The development policy of Romania drafted in 2004 after initial diagnostic and sector assessment evaluation liaisons with the Bank saw the adoption of “an extensive set of new laws”21. Although a referendum was held before the introduction of some new judicial legislation, the government has stated that “the volume and speed of adoption of this legislation meant frequent use of emergency decrees and similar instruments and limited parliamentary debate or public consultation”22. The use of emergency decrees to pass legislation required by adjustment lending conditionality has been registered in the Russian Federation, Kazakhstan and Ukraine.23
Contradictions abound
Legal and judicial reform programmes highlight the Bank’s fraught relationship with its own articles of agreement, the nature of its interference in the political matters of state and its position on human rights. These contradictions are becoming more evident, as increases in spending on rule of law programmes reshape legal systems and institutions throughout the world.
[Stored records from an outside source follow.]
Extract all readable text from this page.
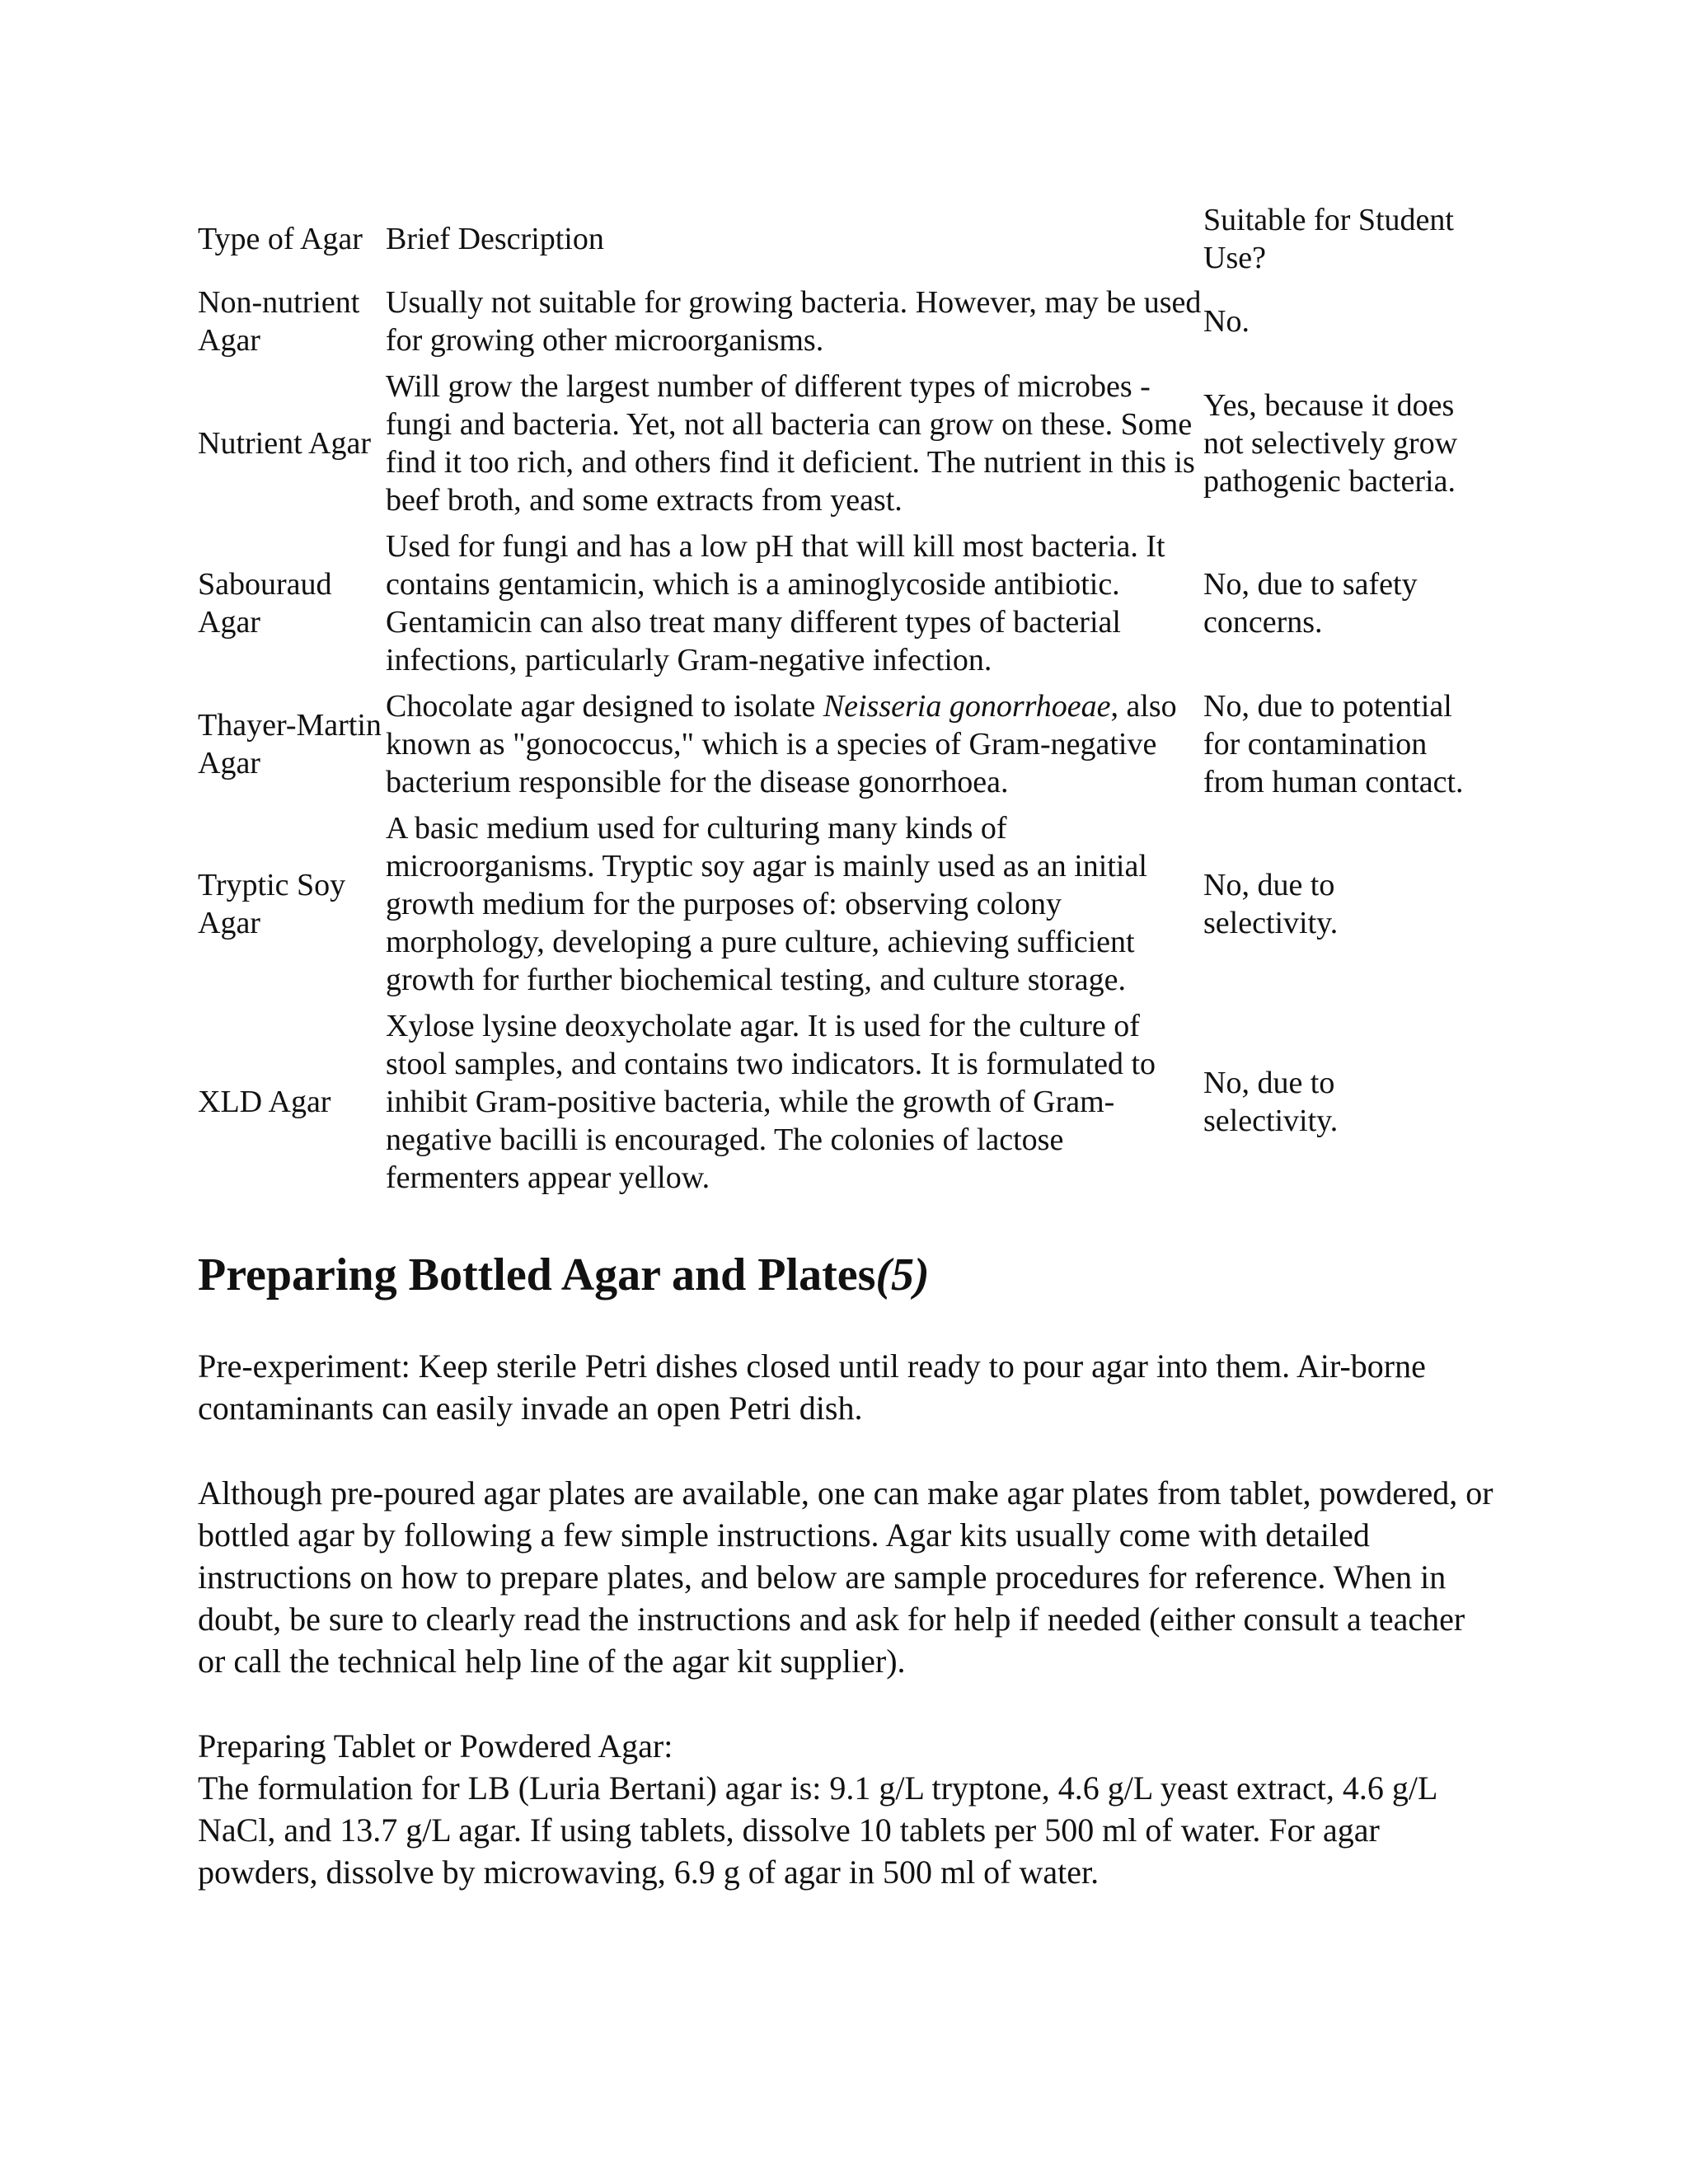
Type of Agar	Brief Description	Suitable for Student Use?
Non-nutrient Agar	Usually not suitable for growing bacteria. However, may be used for growing other microorganisms.	No.
Nutrient Agar	Will grow the largest number of different types of microbes - fungi and bacteria. Yet, not all bacteria can grow on these. Some find it too rich, and others find it deficient. The nutrient in this is beef broth, and some extracts from yeast.	Yes, because it does not selectively grow pathogenic bacteria.
Sabouraud Agar	Used for fungi and has a low pH that will kill most bacteria. It contains gentamicin, which is a aminoglycoside antibiotic. Gentamicin can also treat many different types of bacterial infections, particularly Gram-negative infection.	No, due to safety concerns.
Thayer-Martin Agar	Chocolate agar designed to isolate Neisseria gonorrhoeae, also known as "gonococcus," which is a species of Gram-negative bacterium responsible for the disease gonorrhoea.	No, due to potential for contamination from human contact.
Tryptic Soy Agar	A basic medium used for culturing many kinds of microorganisms. Tryptic soy agar is mainly used as an initial growth medium for the purposes of: observing colony morphology, developing a pure culture, achieving sufficient growth for further biochemical testing, and culture storage.	No, due to selectivity.
XLD Agar	Xylose lysine deoxycholate agar. It is used for the culture of stool samples, and contains two indicators. It is formulated to inhibit Gram-positive bacteria, while the growth of Gram-negative bacilli is encouraged. The colonies of lactose fermenters appear yellow.	No, due to selectivity.
Preparing Bottled Agar and Plates(5)

Pre-experiment: Keep sterile Petri dishes closed until ready to pour agar into them. Air-borne contaminants can easily invade an open Petri dish.

Although pre-poured agar plates are available, one can make agar plates from tablet, powdered, or bottled agar by following a few simple instructions. Agar kits usually come with detailed instructions on how to prepare plates, and below are sample procedures for reference. When in doubt, be sure to clearly read the instructions and ask for help if needed (either consult a teacher or call the technical help line of the agar kit supplier).

Preparing Tablet or Powdered Agar:

The formulation for LB (Luria Bertani) agar is: 9.1 g/L tryptone, 4.6 g/L yeast extract, 4.6 g/L NaCl, and 13.7 g/L agar. If using tablets, dissolve 10 tablets per 500 ml of water. For agar powders, dissolve by microwaving, 6.9 g of agar in 500 ml of water.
There is no empirical evidence that ensuring private investment rights will further the protection and promotion of universal human rights, although the Bank insists these reforms will benefit the poor.
Countries such as Romania are scoring well in terms of their willingness to reform. However, it is unclear whether reforms are being executed or upheld by legal institutions. The Bank’s methodology has focused on training judges and improving the physical and administrative infrastructure of court systems, yet legal and judicial reforms are dependant on the political will to implement them. The Bank claims it is promoting the rule of law through legal and judicial reform yet the implementation of these reforms can undermine democratic processes, questioning the legitimacy of externally-imposed law reform as a development strategy. These reforms also reveal the increasing reach of the Bank into frontiers that have traditionally been the domain of governments and not markets.